I suppose there are lots of little things in Thessaloniki which go together to give this Byzantine impression …the churches themselves of course snuggled down between the great, chaotic blocks of flats with their air-conditioners hanging out of every window, the names of the streets, Saint This and Saint That, the icon shops and so on.

What all Greek cities I know have in common though are the smells. I must someday try and work out what the more obscure ones are, but the smell of coffee, sweets and grilled meat are ubiquitous and wonderfully evocative.

Strolling down to the station there is one familiar, typically Greek smell after another; it made me wonder whether I could navigate by nose alone…you certainly couldn’t navigate by ear alone as there is a constant background clattering and groaning of engines, car horns, footsteps and oaths. A lot of this horn hooting and oath shouting is due to the relationship between the road signs and the trees. The road signs were set up first, marked clearly in Greek and English to show where the various destinations were and which way you had to drive to get to them. The trees were planted later. Unfortunately the trees grew, as they do, and their branches and the leaves on them tended to hide the road signs. This is only my theory but I have seen it in operation in every Greek city I have driven in and as a result have been subject to many of these horn hoots and shouted oaths myself as I suddenly changed direction and veered left or right having seen which way to go only at the last minute!

Found the station and dutifully looked at the train times. Actually, this did put the idea into my head of doing a day-trip to Volos where I have never been, so my invented Steinbeckian aim might actually bear fruit.

I wandered down Monastiriou, another parallel, and discovered a couple of estiatoria which looked authentically shabby enough and were serving etoima on the menu; ready-cooked food which sits there all day keeping warm and tastes increasingly tremendous as the hours go by.

On the other side of the street there was a Starbucks…bleeuuugh. I guess I am not alone in finding it a travesty whenever I come across a MacDonalds or BurgerKing or whatever in historical cities.
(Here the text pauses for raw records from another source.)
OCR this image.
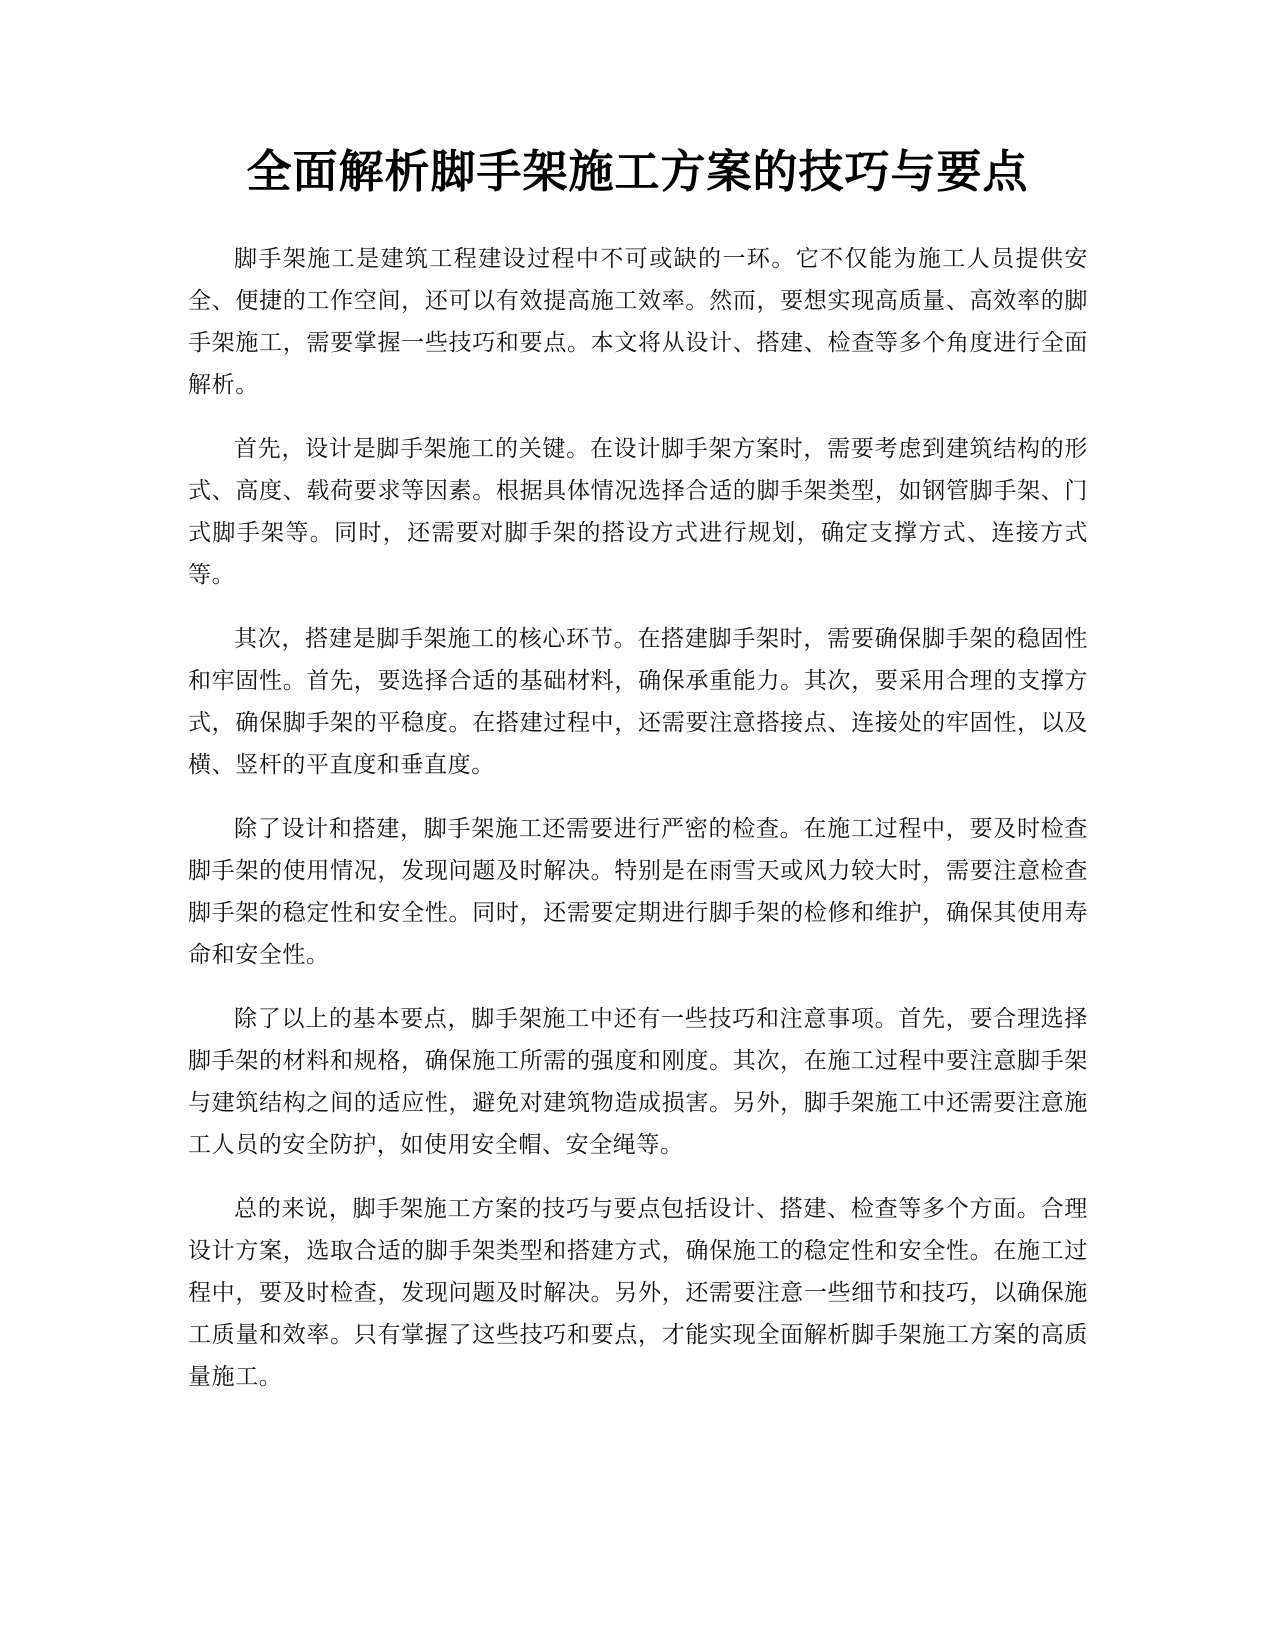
全面解析脚手架施工方案的技巧与要点

脚手架施工是建筑工程建设过程中不可或缺的一环。它不仅能为施工人员提供安全、便捷的工作空间，还可以有效提高施工效率。然而，要想实现高质量、高效率的脚手架施工，需要掌握一些技巧和要点。本文将从设计、搭建、检查等多个角度进行全面解析。

首先，设计是脚手架施工的关键。在设计脚手架方案时，需要考虑到建筑结构的形式、高度、载荷要求等因素。根据具体情况选择合适的脚手架类型，如钢管脚手架、门式脚手架等。同时，还需要对脚手架的搭设方式进行规划，确定支撑方式、连接方式等。

其次，搭建是脚手架施工的核心环节。在搭建脚手架时，需要确保脚手架的稳固性和牢固性。首先，要选择合适的基础材料，确保承重能力。其次，要采用合理的支撑方式，确保脚手架的平稳度。在搭建过程中，还需要注意搭接点、连接处的牢固性，以及横、竖杆的平直度和垂直度。

除了设计和搭建，脚手架施工还需要进行严密的检查。在施工过程中，要及时检查脚手架的使用情况，发现问题及时解决。特别是在雨雪天或风力较大时，需要注意检查脚手架的稳定性和安全性。同时，还需要定期进行脚手架的检修和维护，确保其使用寿命和安全性。

除了以上的基本要点，脚手架施工中还有一些技巧和注意事项。首先，要合理选择脚手架的材料和规格，确保施工所需的强度和刚度。其次，在施工过程中要注意脚手架与建筑结构之间的适应性，避免对建筑物造成损害。另外，脚手架施工中还需要注意施工人员的安全防护，如使用安全帽、安全绳等。

总的来说，脚手架施工方案的技巧与要点包括设计、搭建、检查等多个方面。合理设计方案，选取合适的脚手架类型和搭建方式，确保施工的稳定性和安全性。在施工过程中，要及时检查，发现问题及时解决。另外，还需要注意一些细节和技巧，以确保施工质量和效率。只有掌握了这些技巧和要点，才能实现全面解析脚手架施工方案的高质量施工。
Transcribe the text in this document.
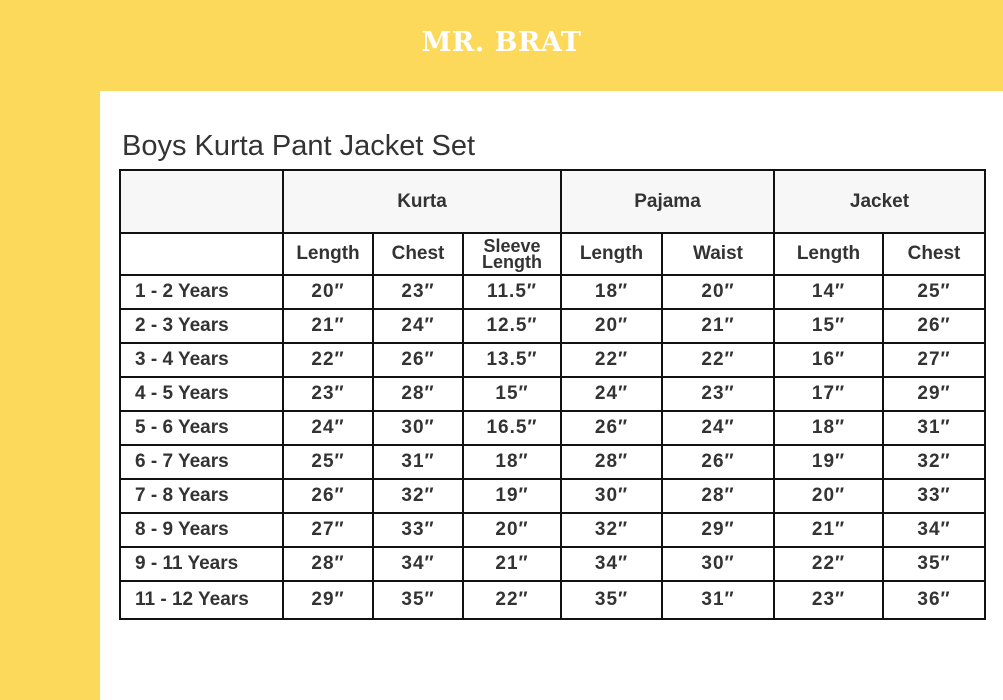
MR. BRAT
Boys Kurta Pant Jacket Set
	Kurta			Pajama		Jacket	
	Length	Chest	Sleeve Length	Length	Waist	Length	Chest
1 - 2 Years	20″	23″	11.5″	18″	20″	14″	25″
2 - 3 Years	21″	24″	12.5″	20″	21″	15″	26″
3 - 4 Years	22″	26″	13.5″	22″	22″	16″	27″
4 - 5 Years	23″	28″	15″	24″	23″	17″	29″
5 - 6 Years	24″	30″	16.5″	26″	24″	18″	31″
6 - 7 Years	25″	31″	18″	28″	26″	19″	32″
7 - 8 Years	26″	32″	19″	30″	28″	20″	33″
8 - 9 Years	27″	33″	20″	32″	29″	21″	34″
9 - 11 Years	28″	34″	21″	34″	30″	22″	35″
11 - 12 Years	29″	35″	22″	35″	31″	23″	36″
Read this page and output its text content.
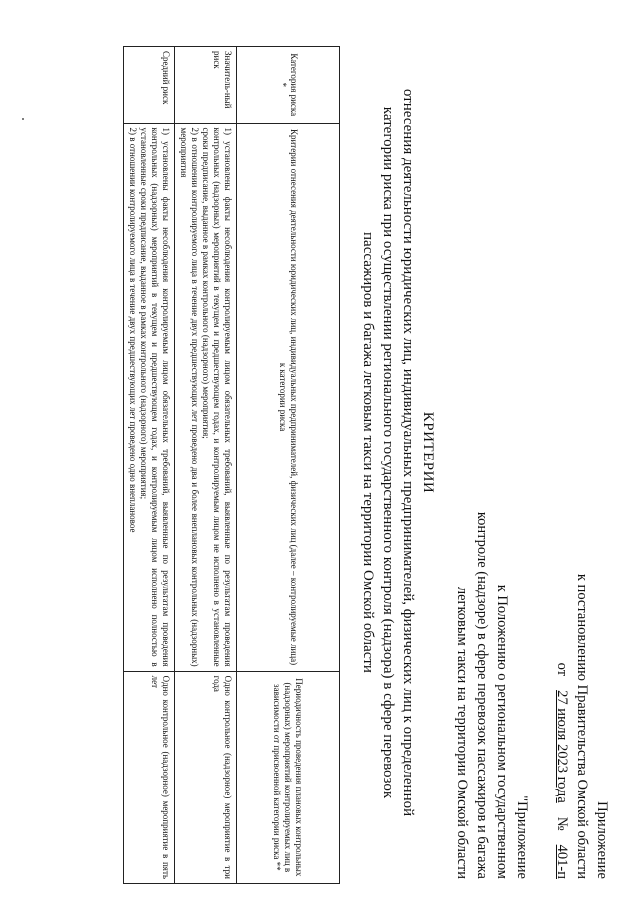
Приложение
к постановлению Правительства Омской области
от
27 июля 2023 года
№
401-п
"Приложение
к Положению о региональном государственном
контроле (надзоре) в сфере перевозок пассажиров и багажа
легковым такси на территории Омской области
КРИТЕРИИ
отнесения деятельности юридических лиц, индивидуальных предпринимателей, физических лиц к определенной
категории риска при осуществлении регионального государственного контроля (надзора) в сфере перевозок
пассажиров и багажа легковым такси на территории Омской области
Категория риска *	Критерии отнесения деятельности юридических лиц, индивидуальных предпринимателей, физических лиц (далее – контролируемые лица) к категории риска	Периодичность проведения плановых контрольных (надзорных) мероприятий контролируемых лиц в зависимости от присвоенной категории риска **
Значитель-ный риск	1) установлены факты несоблюдения контролируемым лицом обязательных требований, выявленные по результатам проведения контрольных (надзорных) мероприятий в текущем и предшествующем годах, и контролируемым лицом не исполнено в установленные сроки предписание, выданное в рамках контрольного (надзорного) мероприятия;

2) в отношении контролируемого лица в течение двух предшествующих лет проведено два и более внеплановых контрольных (надзорных) мероприятия	Одно контрольное (надзорное) мероприятие в три года
Средний риск	1) установлены факты несоблюдения контролируемым лицом обязательных требований, выявленные по результатам проведения контрольных (надзорных) мероприятий в текущем и предшествующем годах, и контролируемым лицом исполнено полностью в установленные сроки предписание, выданное в рамках контрольного (надзорного) мероприятия;

2) в отношении контролируемого лица в течение двух предшествующих лет проведено одно внеплановое	Одно контрольное (надзорное) мероприятие в пять лет
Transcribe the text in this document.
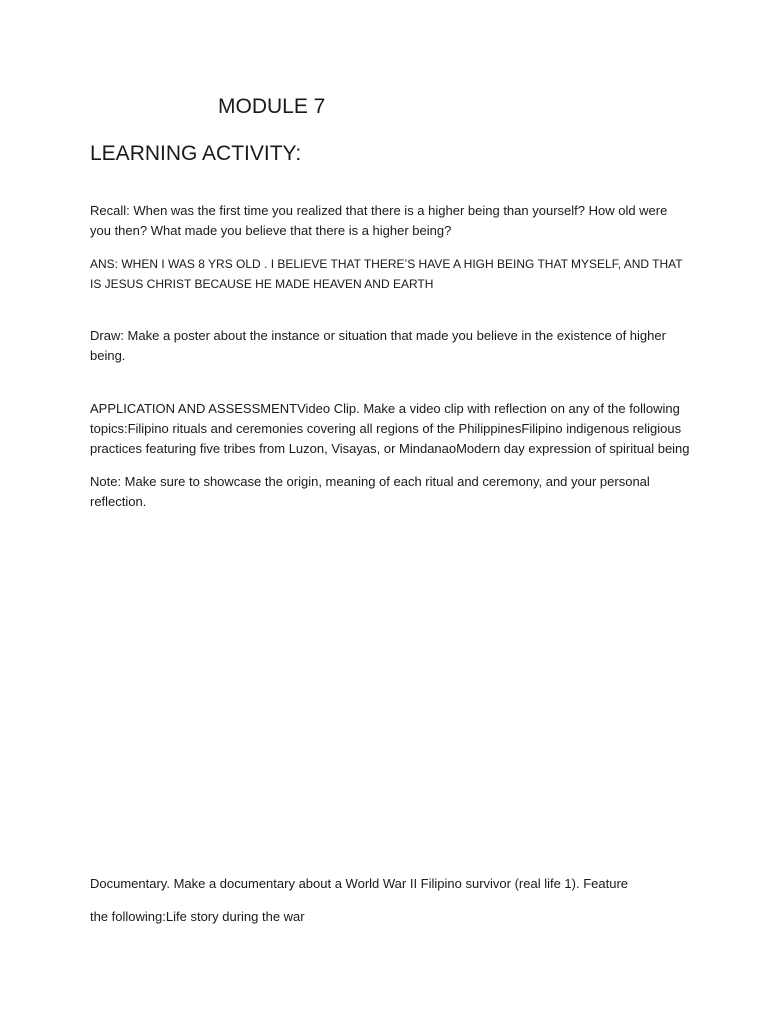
MODULE 7
LEARNING ACTIVITY:

Recall: When was the first time you realized that there is a higher being than yourself? How old were you then? What made you believe that there is a higher being?

ANS: WHEN I WAS 8 YRS OLD . I BELIEVE THAT THERE’S HAVE A HIGH BEING THAT MYSELF, AND THAT IS JESUS CHRIST BECAUSE HE MADE HEAVEN AND EARTH

Draw: Make a poster about the instance or situation that made you believe in the existence of higher being.

APPLICATION AND ASSESSMENTVideo Clip. Make a video clip with reflection on any of the following topics:Filipino rituals and ceremonies covering all regions of the PhilippinesFilipino indigenous religious practices featuring five tribes from Luzon, Visayas, or MindanaoModern day expression of spiritual being

Note: Make sure to showcase the origin, meaning of each ritual and ceremony, and your personal reflection.

Documentary. Make a documentary about a World War II Filipino survivor (real life 1). Feature

the following:Life story during the war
Still, this Starbucks was advertising an Internet hotspot so I made a resigned mental note of it.

Right, time to go back before it gets too bleedin’ hot.

I was feeling pretty confident of my orientational abilities by now and my navigation had been reduced to “if it’s uphill it’s probably right”.

However I began to find myself not remembering if I had passed this or that shop and this or that church, and suddenly a Greek phrase from a long lost guidebook popped into my head, echo chathei – I am lost!

Much as I hated the thought, I felt I would have to go downhill a bit before finding where I had to go uphill again, so I did…and then there was my graffiti, gamo tous dodeka theous, so, echo brethei - I am found!

Bread! I needed bread. Stopped at the bread shop but they were looking a bit low on bread.

Mipos echete akoma psomi? Could it be that you still have some bread?

Ochi, teleiose! Nope!

None left…bugger. So, up the steep street and then the very steep street and on impulse I went along a little side street just before the flat…and there was a little corner shop. I went in and asked for bread…

Oh yes, I have this bread and that bread and the other bread…

Ligo periploko…erm…ena kannoniko psomi? That’s a bit complicated, erm…just a normal standard loaf?

Oriste, 70 lepta. Here you are, 70 cents.

So up the last little bit to the flat; and a lunch of gigandes, dolmadakia, feta, turopita, psomi kai retsina - µµµµµµµµµµµ… (mmmmmmmmm).